Hamburgs Handballer zittern sich zum Sieg
zuletzt aktualisiert: 22.03.2010 - 02:30Hamburg (sid/RP) Die Sieger haderten mit ihrem dünnen Nervenkostüm, die Verlierer schimpften auf die Schiedsrichter: Nach dem 32:31 (17:10)-Zittersieg von Vizemeister Hamburg gegen Lemgo kochten die Emotionen hoch.
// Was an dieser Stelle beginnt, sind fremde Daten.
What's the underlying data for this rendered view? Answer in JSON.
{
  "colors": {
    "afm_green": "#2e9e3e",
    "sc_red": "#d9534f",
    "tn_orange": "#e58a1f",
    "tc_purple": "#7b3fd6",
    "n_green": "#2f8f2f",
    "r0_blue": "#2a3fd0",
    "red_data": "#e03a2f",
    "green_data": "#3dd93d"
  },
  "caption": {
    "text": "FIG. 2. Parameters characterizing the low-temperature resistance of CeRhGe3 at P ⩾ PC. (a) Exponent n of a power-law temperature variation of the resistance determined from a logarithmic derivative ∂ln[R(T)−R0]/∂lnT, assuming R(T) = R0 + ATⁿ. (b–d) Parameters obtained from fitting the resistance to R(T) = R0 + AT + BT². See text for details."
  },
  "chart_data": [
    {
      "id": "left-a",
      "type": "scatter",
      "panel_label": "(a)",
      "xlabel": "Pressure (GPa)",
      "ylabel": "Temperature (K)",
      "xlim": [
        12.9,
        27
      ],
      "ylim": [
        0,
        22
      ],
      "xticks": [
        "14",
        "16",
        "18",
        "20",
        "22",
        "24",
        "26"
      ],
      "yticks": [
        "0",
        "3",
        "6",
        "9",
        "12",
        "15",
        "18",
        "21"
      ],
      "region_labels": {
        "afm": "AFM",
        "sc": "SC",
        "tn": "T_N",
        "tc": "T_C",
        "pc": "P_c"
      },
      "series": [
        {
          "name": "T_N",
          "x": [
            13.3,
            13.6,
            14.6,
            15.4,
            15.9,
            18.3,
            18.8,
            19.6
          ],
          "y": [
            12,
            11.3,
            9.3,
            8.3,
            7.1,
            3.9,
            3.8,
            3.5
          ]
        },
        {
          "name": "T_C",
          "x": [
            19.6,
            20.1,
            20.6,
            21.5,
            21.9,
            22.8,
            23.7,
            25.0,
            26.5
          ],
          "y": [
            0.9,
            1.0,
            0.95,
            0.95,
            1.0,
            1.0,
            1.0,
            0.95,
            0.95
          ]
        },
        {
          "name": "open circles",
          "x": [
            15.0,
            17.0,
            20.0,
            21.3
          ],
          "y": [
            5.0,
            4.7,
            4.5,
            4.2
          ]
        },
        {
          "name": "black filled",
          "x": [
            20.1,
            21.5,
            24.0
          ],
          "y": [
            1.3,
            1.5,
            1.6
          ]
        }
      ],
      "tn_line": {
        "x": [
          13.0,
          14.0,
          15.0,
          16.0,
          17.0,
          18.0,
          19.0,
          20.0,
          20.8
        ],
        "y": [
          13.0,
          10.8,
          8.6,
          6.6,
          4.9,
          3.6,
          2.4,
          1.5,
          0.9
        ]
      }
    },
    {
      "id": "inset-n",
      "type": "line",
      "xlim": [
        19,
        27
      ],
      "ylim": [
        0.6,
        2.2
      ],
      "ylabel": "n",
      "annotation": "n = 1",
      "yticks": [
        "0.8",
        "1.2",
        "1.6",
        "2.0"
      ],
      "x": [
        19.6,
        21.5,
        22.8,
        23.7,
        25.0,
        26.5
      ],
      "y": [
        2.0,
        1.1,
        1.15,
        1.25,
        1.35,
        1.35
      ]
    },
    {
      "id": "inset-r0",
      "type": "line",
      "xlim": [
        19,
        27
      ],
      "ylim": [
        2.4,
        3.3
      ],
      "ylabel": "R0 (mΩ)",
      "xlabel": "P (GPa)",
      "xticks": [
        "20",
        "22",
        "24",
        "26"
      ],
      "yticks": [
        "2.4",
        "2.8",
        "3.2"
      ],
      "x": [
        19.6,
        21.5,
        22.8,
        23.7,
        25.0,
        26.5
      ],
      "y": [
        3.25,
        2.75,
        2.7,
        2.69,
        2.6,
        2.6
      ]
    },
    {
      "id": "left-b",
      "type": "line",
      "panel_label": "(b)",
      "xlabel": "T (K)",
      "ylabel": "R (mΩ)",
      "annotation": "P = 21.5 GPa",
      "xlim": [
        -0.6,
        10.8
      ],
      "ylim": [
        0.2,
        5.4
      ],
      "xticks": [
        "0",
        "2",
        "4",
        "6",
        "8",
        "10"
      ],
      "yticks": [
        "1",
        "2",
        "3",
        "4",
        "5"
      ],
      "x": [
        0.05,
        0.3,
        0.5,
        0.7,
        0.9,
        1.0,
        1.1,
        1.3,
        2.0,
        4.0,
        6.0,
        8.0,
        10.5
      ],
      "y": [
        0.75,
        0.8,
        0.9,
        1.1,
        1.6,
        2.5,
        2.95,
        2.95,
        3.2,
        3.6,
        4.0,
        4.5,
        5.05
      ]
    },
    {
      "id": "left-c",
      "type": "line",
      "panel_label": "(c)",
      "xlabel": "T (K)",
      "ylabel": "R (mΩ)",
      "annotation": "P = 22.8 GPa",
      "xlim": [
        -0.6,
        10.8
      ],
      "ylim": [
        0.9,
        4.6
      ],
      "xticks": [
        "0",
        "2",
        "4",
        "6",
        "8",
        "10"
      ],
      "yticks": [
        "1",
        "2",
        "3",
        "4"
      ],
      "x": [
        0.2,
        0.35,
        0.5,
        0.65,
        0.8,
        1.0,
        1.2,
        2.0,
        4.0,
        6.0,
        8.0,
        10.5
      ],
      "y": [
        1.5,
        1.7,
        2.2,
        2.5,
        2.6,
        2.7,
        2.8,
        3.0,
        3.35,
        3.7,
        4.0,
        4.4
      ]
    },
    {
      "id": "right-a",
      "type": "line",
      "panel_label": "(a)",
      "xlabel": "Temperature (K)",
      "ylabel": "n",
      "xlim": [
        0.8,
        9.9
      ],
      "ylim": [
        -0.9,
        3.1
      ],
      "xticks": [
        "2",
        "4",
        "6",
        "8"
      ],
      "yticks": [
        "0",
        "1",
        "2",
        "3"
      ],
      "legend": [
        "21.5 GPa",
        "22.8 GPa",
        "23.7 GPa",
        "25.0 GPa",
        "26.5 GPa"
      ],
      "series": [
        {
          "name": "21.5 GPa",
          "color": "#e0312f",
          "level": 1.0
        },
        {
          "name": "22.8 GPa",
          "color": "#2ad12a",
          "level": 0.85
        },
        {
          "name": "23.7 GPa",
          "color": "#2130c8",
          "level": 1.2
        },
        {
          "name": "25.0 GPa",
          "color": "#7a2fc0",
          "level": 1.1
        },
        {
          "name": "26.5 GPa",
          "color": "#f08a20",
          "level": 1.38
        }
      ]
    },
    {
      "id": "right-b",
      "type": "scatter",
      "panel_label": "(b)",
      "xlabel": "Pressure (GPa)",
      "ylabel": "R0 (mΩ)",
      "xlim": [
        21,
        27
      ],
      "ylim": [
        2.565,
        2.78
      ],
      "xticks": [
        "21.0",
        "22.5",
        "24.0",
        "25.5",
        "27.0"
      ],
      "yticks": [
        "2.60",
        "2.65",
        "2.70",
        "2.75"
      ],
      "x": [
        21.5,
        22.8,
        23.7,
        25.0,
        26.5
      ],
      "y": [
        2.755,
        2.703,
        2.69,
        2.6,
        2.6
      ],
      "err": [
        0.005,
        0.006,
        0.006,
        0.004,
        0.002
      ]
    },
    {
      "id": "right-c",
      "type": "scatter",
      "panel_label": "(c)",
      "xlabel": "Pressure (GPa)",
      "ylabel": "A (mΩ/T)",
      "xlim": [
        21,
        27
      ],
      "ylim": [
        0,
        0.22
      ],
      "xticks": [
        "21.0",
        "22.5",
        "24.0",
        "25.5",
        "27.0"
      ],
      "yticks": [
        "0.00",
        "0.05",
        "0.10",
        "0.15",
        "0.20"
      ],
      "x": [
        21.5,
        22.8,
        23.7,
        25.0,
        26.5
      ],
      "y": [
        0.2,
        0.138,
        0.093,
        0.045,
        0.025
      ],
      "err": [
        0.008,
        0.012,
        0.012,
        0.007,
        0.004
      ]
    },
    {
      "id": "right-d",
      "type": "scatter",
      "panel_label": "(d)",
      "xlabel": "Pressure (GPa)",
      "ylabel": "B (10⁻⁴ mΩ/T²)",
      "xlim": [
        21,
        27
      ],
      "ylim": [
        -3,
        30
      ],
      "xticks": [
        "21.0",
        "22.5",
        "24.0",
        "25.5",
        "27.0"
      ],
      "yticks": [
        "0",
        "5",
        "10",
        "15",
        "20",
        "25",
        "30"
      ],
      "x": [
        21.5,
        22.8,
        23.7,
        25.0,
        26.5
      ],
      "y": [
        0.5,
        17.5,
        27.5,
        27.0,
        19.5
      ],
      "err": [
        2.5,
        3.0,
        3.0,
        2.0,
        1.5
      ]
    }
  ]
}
HSV-Trainer Martin Schwalb kritisierte seine Spieler, die neun Minuten vor Schluss scheinbar souverän führten (29:21), auch vier Minuten später (30:24) noch locker spielen konnten, in der Schlussminute aber das 31:31 kassierten und sich bei Torhüter Johannes Bitter bedankten, der den Wurf von Rolf Herrmann parierte und damit den Sieg sicherte.
Bei den Gästen war man überzeugt, dass der Siegtreffer von Krzysztof Lijewski fünf Sekunden vor Schluss nicht hätte zählen dürfen, da angeblich ein Pfiff ertönt sei. "Er war so deutlich zu hören, dass es mir ein Rätsel ist, wieso so etwas unter den Tisch fallen gelassen wird", sagte TBV-Manager Volker Zerbe. Zudem kritisierten die Gäste, dass ein HSV-Spieler vor dem schnellen Anwurf, der zum Siegtreffer führte, noch in der Lemgoer Hälfte gestanden habe. Gäste-Coach Volker Mudrow: "Die Schiedsrichter haben 59 Minuten gut gepfiffen, eine Minute schlecht."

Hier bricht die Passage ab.